Als nach dem Ersten Weltkrieg Kaiser Wilhelm II. abgedankt hatte und erstmals auf deutschem Boden eine Republik entstanden war, fehlte der Weimarer Verfassungsversammlung der Mut, gänzlich auf das parlamentarische System zu setzen. Als „Ersatzkaiser“ und Korrektiv zum Parlament wurde die Rolle des Reichspräsidenten geschaffen und mit reichlich Machtbefugnissen ausgestattet, bis hin zur Möglichkeit, per Notverordnung selbst am Parlament vorbei zu regieren. Vor allem Hindenburg machte davon reichlich Gebrauch. Bis Hitler wurden die Reichspräsidenten direkt vom Volk gewählt.

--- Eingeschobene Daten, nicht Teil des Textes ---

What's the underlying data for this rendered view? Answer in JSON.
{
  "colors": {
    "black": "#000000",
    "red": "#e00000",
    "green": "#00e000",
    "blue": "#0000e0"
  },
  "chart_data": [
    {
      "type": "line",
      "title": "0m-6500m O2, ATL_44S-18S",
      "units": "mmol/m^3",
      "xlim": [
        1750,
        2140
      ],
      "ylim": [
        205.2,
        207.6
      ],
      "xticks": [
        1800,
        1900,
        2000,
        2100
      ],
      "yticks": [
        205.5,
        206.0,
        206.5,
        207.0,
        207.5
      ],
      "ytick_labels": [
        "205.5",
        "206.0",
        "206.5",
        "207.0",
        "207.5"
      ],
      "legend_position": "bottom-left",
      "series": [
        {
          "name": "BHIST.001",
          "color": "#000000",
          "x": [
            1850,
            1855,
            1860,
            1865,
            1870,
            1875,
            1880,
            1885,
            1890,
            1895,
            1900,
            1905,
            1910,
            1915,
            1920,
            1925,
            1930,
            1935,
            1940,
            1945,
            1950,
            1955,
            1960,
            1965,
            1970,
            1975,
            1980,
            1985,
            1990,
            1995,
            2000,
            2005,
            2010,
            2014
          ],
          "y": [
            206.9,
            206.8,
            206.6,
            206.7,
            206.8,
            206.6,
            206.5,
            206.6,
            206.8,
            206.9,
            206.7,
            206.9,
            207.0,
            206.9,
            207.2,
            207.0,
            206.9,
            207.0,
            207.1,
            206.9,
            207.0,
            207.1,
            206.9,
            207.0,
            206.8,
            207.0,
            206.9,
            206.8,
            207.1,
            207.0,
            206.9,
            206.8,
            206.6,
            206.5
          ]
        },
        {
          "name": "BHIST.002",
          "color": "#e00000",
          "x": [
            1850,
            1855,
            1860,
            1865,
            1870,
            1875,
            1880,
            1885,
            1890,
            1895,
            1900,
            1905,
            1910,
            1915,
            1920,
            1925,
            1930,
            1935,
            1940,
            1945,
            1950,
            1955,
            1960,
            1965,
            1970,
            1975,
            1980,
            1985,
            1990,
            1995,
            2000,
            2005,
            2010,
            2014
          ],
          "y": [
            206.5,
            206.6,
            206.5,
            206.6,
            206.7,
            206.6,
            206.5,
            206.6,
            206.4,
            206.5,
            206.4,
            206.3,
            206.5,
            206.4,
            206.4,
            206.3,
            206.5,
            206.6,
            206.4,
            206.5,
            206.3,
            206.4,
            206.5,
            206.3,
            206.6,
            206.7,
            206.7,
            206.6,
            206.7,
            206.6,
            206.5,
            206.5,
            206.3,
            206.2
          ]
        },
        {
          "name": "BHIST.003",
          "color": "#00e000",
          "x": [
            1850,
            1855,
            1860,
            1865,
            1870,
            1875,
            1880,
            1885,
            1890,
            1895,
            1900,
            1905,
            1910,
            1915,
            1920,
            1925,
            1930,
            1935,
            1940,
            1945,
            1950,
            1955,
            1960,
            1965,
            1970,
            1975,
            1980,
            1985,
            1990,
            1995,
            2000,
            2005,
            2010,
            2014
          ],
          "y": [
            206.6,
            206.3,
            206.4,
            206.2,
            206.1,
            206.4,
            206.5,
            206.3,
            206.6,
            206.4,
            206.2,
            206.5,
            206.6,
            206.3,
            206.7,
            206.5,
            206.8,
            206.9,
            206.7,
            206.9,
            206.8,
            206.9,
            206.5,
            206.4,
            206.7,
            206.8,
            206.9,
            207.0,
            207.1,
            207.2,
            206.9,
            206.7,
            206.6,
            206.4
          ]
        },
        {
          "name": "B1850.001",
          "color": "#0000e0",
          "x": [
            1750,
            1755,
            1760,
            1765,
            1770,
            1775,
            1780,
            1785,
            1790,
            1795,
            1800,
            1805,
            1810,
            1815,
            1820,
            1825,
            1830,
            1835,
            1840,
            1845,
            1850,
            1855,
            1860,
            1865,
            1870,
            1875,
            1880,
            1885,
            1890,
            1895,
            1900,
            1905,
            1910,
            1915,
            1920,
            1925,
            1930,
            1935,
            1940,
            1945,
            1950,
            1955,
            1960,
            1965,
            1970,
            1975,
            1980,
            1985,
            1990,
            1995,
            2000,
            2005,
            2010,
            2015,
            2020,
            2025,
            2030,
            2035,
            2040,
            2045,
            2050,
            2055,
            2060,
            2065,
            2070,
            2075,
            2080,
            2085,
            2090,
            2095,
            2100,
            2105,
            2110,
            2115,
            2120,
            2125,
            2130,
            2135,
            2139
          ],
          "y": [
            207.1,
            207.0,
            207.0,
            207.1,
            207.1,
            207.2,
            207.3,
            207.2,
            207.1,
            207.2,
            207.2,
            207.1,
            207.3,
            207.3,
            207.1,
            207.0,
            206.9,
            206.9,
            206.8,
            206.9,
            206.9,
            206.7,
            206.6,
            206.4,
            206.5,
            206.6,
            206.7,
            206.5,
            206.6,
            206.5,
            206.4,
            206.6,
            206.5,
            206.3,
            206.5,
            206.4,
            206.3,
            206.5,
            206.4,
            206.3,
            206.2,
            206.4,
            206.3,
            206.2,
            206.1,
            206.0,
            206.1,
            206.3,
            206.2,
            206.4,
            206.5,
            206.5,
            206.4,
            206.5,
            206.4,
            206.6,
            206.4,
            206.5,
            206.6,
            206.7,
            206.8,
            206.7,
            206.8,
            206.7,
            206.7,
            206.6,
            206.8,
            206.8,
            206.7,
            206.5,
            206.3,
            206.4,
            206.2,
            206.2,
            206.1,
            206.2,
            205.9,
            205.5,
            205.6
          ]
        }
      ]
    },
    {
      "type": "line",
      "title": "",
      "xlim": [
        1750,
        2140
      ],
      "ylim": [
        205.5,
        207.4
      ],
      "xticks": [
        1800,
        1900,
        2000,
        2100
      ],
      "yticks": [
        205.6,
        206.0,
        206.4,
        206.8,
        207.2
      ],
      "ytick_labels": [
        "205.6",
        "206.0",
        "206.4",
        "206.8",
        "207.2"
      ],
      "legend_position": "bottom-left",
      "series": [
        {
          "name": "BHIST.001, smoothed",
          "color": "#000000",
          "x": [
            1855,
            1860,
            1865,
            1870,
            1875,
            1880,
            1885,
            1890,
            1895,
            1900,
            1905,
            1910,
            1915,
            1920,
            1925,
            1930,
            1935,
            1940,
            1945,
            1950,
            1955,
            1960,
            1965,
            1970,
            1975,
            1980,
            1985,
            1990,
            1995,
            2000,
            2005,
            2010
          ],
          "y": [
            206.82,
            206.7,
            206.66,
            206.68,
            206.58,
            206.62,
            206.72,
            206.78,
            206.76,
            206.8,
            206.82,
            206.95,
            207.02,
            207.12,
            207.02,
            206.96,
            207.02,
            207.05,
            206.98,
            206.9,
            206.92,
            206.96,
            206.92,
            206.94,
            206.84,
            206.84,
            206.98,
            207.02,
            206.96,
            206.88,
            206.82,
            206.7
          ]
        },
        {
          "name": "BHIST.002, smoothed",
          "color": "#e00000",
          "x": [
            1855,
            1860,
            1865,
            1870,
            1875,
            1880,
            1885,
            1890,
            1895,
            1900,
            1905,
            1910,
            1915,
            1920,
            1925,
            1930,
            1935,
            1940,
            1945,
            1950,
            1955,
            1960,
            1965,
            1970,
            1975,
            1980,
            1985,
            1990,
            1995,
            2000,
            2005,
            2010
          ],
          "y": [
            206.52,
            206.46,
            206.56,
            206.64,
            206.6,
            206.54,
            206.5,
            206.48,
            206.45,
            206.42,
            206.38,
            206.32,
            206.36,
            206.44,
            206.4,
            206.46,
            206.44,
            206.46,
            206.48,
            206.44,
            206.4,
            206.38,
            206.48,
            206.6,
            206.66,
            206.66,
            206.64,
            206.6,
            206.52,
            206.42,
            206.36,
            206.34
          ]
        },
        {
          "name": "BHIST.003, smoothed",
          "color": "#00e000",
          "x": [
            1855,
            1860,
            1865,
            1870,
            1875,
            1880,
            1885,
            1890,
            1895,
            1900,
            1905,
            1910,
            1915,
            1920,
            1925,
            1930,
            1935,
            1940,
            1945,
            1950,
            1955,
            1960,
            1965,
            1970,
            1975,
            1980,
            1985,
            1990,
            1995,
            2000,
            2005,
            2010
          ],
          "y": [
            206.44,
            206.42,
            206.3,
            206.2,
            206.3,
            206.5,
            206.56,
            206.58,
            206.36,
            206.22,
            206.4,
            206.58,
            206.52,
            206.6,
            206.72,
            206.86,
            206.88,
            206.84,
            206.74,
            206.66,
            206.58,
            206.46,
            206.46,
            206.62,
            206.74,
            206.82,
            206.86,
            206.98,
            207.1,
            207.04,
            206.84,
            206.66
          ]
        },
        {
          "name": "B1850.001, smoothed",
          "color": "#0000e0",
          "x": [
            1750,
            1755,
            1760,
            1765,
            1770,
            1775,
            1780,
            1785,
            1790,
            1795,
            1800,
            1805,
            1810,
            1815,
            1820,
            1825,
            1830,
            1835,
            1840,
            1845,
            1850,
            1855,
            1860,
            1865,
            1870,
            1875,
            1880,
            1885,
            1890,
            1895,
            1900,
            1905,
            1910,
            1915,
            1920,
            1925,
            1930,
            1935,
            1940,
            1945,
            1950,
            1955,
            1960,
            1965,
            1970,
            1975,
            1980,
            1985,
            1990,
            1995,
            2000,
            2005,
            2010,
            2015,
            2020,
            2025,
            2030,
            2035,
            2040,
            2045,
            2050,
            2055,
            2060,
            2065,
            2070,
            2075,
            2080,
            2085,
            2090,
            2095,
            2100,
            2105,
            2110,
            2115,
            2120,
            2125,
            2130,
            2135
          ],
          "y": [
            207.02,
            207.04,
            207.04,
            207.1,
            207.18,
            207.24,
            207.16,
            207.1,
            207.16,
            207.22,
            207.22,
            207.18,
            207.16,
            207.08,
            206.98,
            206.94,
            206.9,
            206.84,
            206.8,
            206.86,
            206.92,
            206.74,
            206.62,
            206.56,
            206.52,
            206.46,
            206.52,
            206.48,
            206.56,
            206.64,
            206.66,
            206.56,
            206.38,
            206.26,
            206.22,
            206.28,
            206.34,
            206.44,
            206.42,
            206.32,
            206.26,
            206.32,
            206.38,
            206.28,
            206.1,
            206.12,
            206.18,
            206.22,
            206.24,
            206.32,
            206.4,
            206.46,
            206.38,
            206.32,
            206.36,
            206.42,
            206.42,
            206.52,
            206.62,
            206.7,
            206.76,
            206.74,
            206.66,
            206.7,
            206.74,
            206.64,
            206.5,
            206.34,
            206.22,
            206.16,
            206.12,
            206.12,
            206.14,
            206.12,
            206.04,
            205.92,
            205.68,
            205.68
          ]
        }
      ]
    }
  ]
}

Nach den Erfahrungen von Weimar und dem Zweiten Weltkrieg setzten die Mütter und Väter des Grundgesetzes deshalb 1949 zwar wieder auf einen Präsidenten. Dieser sollte allerdings deutlich weniger Machtbefugnisse haben und eher repräsentative Aufgaben erfüllen. „Der Bundespräsident ist ‚lebendiges Symbol‘ des Staates“, heißt es dazu auf der Internetseite des Bundespräsidialamtes. „Über den Parteien stehend, wirkt er in Reden, Ansprachen, Gesprächen, durch Schirmherrschaften und andere Initiativen integrierend, moderierend und motivierend.“ Eine Direktwahl eines Symbols? Das würde nur falsche Erwartungen wecken.

Einfluss ist auch ohne Direktwahl möglich

Sie würde aber auch das Machtgefüge innerhalb unseres demokratischen Systems deutlich verschieben, befürchten Verfassungsexpert*innen. Für einen Bundespräsidenten, der ein direktes Mandat vom Volk hat, könnte es verlockend sein, sich als eigenständige politische Kraft zu positionieren, im Zweifelsfall gegen die Regierung. Ein politisches Patt, ein Gegeneinander wäre die Folge, Weimar lässt grüßen. Das würde der Demokratie schaden. Und selbst wenn der Präsident dieses Streben nicht hätte: Irgendwann könnten seine Wähler*innen darauf drängen, haben sie ihm doch dafür ihre Stimme gegeben. Ein möglicher Wahlkampf um das Präsidentenamt könnte die Situation zusätzlich verschärfen.

All dies haben die Mütter und Väter des Grundgesetzes berücksichtigt als sie das Konstrukt des Bundespräsidenten schufen. Bewusst legten sie den Schwerpunkt des politischen Systems auf die parlamentarische Demokratie: In den Parlamenten sitzen die vom Volk gewählten Vertreter*innen, die darüber entscheiden, welchen Weg das Land nimmt. Das präsidiale System bildet seit 1949 nur das Beiwerk. Womit nicht gemeint ist, dass das Amt des Bundespräsidenten verzichtbar wäre. Schon einige Amtsinhaber haben entscheidend Einfluss genommen auf die Geschicke des Landes – und das ganz ohne direkt vom Volk gewählt zu sein.